Sunday, January 3, 2010

First cause

    One of the most complicated pieces, it seems, for many to understand is that men are the ones that have been inflicted with a problem that impedes their humanity, which, in doing so, impedes all of humanity.  Their difficulty is first cause.  It is that which has drags us back to the animal since the beginning.  Because we are not suited to be just an animal, it drives us mad.
    Of course, women get messed up as well.  It's been three millennia of nonsense.  No one is going to come out of it unscathed.  
    There is no purging all of the nonsense, unless, like myself, you have been willing to purge yourself of all interaction with the human race for an extended period of time.
    What I am attempting to do is make it possible to purge oneself without as much difficultly as I had to go through.  There really is only one way, though, for us to purge the animal completely from our midsts.  Men must realize that they can love.  All men.  It will, necessarily, start with a few but it has to become the common characteristic of men before we put the pall behind us.  
    It was difficult, to put it lightly, to avoid all serious interaction with humanity for fifteen years.  After a long a grueling effort to purge myself of the worst of the nonsense, I can now mingle and interact, once again.  I can't say I like it.  It's just weird being the only human alive (so far) that can see through all of the madness and nonsense.  What makes it even more difficult is that there is no one with whom I can discuss this all.  No one to whom I can unburden myself.
    So, yes, there is first cause or, to use a term I ran across in the technical world, root cause of our madness.  Both definitions of the word mad suit.  Men are afflicted by it and it spreads beyond men just like any whackadoodle aspect of our prehuman existence does.  
    Madness is contagious.  Especially when it is half of the human race that has an affliction that makes them feel less than whole.  Prehumanity is a herd.  Humans will not be.
    I don't have the slightest doubt as to our ability to overcome all of the nonsense, purge it from our systems completely, once we rid ourselves of first cause.

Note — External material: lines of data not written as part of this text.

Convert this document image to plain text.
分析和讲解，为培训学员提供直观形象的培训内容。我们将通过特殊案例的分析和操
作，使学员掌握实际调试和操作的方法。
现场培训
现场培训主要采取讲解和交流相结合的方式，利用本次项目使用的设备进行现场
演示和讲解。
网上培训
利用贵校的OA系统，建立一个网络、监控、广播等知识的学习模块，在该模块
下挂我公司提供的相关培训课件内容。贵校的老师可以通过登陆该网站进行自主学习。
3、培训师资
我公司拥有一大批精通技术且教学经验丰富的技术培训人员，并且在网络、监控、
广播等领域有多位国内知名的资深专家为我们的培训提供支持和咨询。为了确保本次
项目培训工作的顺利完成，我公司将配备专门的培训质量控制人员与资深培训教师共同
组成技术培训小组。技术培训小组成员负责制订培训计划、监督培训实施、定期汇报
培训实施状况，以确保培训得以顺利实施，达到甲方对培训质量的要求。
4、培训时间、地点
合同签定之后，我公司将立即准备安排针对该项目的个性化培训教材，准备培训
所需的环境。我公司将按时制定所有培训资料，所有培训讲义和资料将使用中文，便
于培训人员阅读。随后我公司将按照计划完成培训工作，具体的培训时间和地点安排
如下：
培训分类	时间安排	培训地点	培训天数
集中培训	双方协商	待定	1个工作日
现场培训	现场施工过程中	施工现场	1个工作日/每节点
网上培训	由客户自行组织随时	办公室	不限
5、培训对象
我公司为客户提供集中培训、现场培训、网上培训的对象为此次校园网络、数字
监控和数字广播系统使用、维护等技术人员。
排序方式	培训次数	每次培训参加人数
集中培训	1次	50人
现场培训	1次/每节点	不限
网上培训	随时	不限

    I'm guessing this is going to need a lot of rewrites.  That's just the way it works for me.  I am starting to suspect it is more than just me.  It is a matter of discerning human reality from all of the claptrap of the animal we have absorbed and maintained.  At first, when I started out about fifteen years ago, I thought I must be crazy.  In context of the prehuman, I am crazy.  I never accepted much of the nonsense of the prehuman which made me an outsider.  A true Stranger in a Strange Land.  Of course, I got caught up in some of it to some extent but I could never commit myself to the idiocy of the prehuman condition.
    It is just so strange.  We know all about it.  Somehow, we know what it means to be human.  We even put a lot of it into words, like the noble characteristics.  Maybe it is just a matter of the stupour that makes it so difficult.  Maybe it's just that we have trained ourselves not to think for so very long.  Mostly, though, it is the difficulty of breaking the code on men learning to love.  Once the code is broken, it is easy for any man.  It was just that initial realization that men were doing it all wrong, the inertia of the animal, that made it delay by three millennia.

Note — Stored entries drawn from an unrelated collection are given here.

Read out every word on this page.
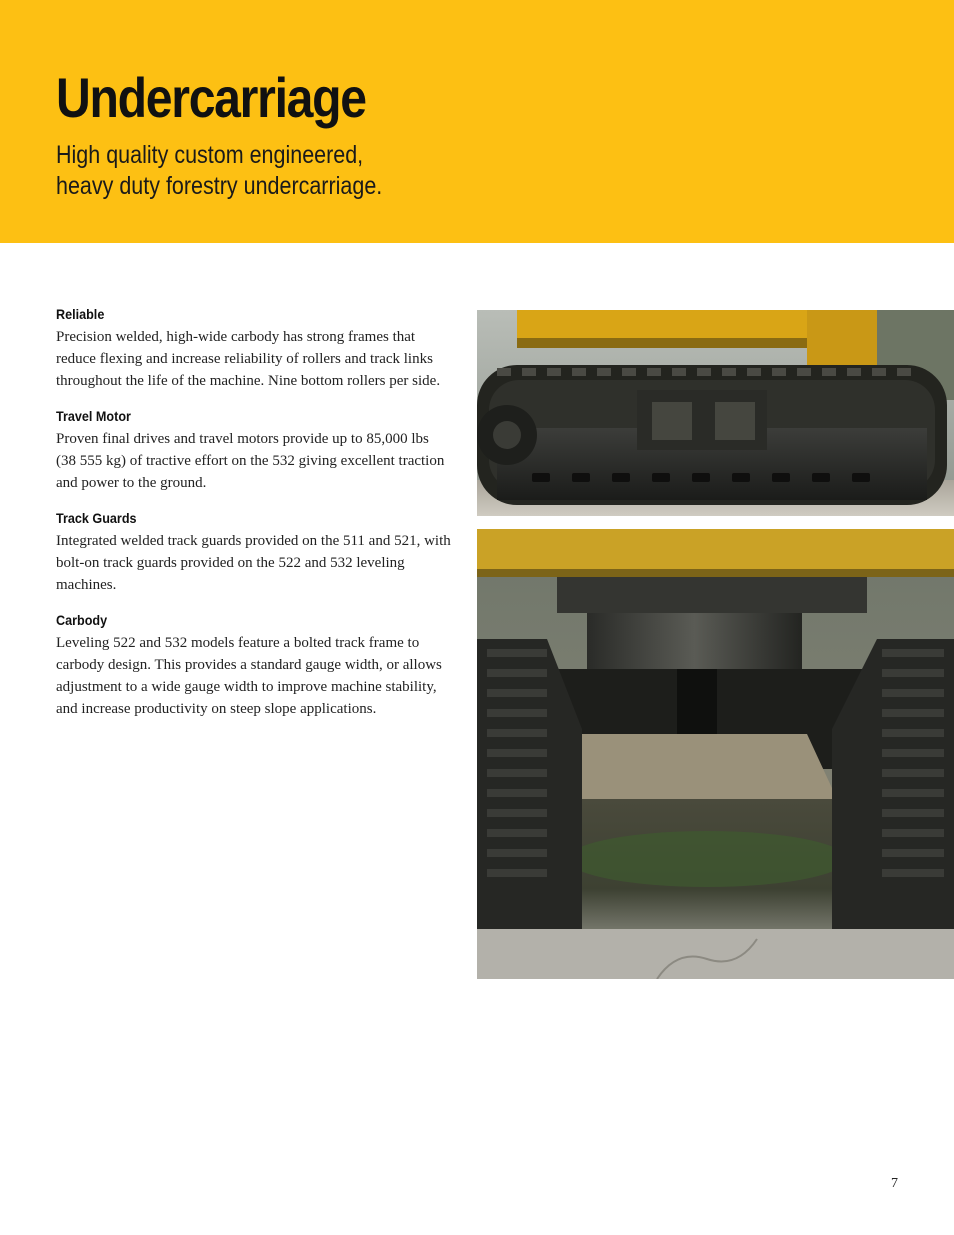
Undercarriage
High quality custom engineered,
heavy duty forestry undercarriage.
Reliable

Precision welded, high-wide carbody has strong frames that reduce flexing and increase reliability of rollers and track links throughout the life of the machine. Nine bottom rollers per side.

Travel Motor

Proven final drives and travel motors provide up to 85,000 lbs (38 555 kg) of tractive effort on the 532 giving excellent traction and power to the ground.

Track Guards

Integrated welded track guards provided on the 511 and 521, with bolt-on track guards provided on the 522 and 532 leveling machines.

Carbody

Leveling 522 and 532 models feature a bolted track frame to carbody design. This provides a standard gauge width, or allows adjustment to a wide gauge width to improve machine stability, and increase productivity on steep slope applications.

7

    I hope I have made it easier for everyone to see from a sentient perspective.  Certainly, Details is crucial.  I think there is a foundation, beyond Details, that I have provided that also is helpful.  Hopefully, Human alone will contain enough for anyone to overcome the nonsense or, at least, begin to question it.
    I guess I still worry about anyone trying to engage with prehumans while becoming human.  I'm not sure I could have done it.  If I had not gone into virtual isolation for fifteen years, I never would have gotten here.  Maybe it is easier with a roadmap.  That is my hope.  I hope that is what I am providing with Human.  There is no doubt, though, what must happen for our humanity to emerge and flourish.  Men need to learn to love.

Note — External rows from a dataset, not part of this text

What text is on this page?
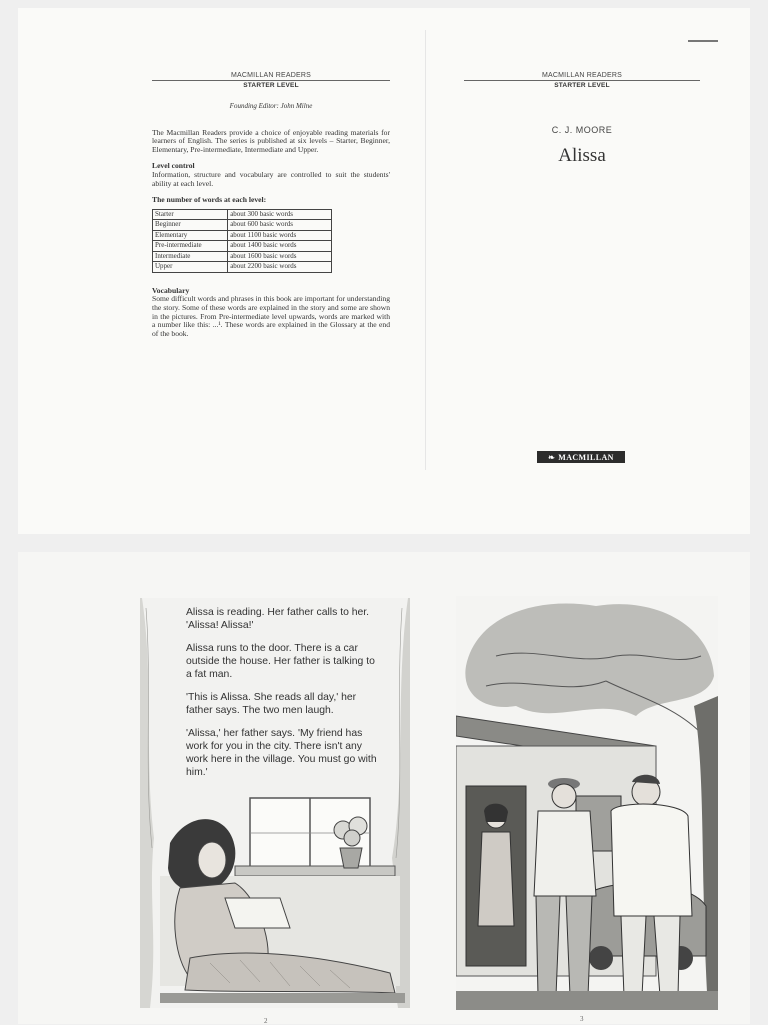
MACMILLAN READERS
STARTER LEVEL
MACMILLAN READERS
STARTER LEVEL
Founding Editor: John Milne

The Macmillan Readers provide a choice of enjoyable reading materials for learners of English. The series is published at six levels – Starter, Beginner, Elementary, Pre-intermediate, Intermediate and Upper.

Level control

Information, structure and vocabulary are controlled to suit the students' ability at each level.

The number of words at each level:
Starter	about 300 basic words
Beginner	about 600 basic words
Elementary	about 1100 basic words
Pre-intermediate	about 1400 basic words
Intermediate	about 1600 basic words
Upper	about 2200 basic words
Vocabulary

Some difficult words and phrases in this book are important for understanding the story. Some of these words are explained in the story and some are shown in the pictures. From Pre-intermediate level upwards, words are marked with a number like this: ...¹. These words are explained in the Glossary at the end of the book.

C. J. MOORE
Alissa
❧ MACMILLAN

Alissa is reading. Her father calls to her. 'Alissa! Alissa!'

Alissa runs to the door. There is a car outside the house. Her father is talking to a fat man.

'This is Alissa. She reads all day,' her father says. The two men laugh.

'Alissa,' her father says. 'My friend has work for you in the city. There isn't any work here in the village. You must go with him.'

2	3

    Yeah.  Bet on it.  This is going to be rewritten a lot.
    There's another set of imagery I've used a lot.  Bulletproof.  I think it applies to what I am saying above.  I was bulletproof all of my life from absorbing much of the nonsense.  I have no idea how it happened.  It just did.  I had to shed that armour to delve deeper (the reason for isolation).  Now, I have re-donned the armour in a different way with a different purpose and am bulletproof, once again.  I guess I would call it the armour of sentience, though, really, so was the first bulletproof armour.  It's just different.  I was going to say much more sound armour and I guess it is, but it doesn't make the interaction with prehumans any easier.  Oh, for one that understood.  The one that always understood.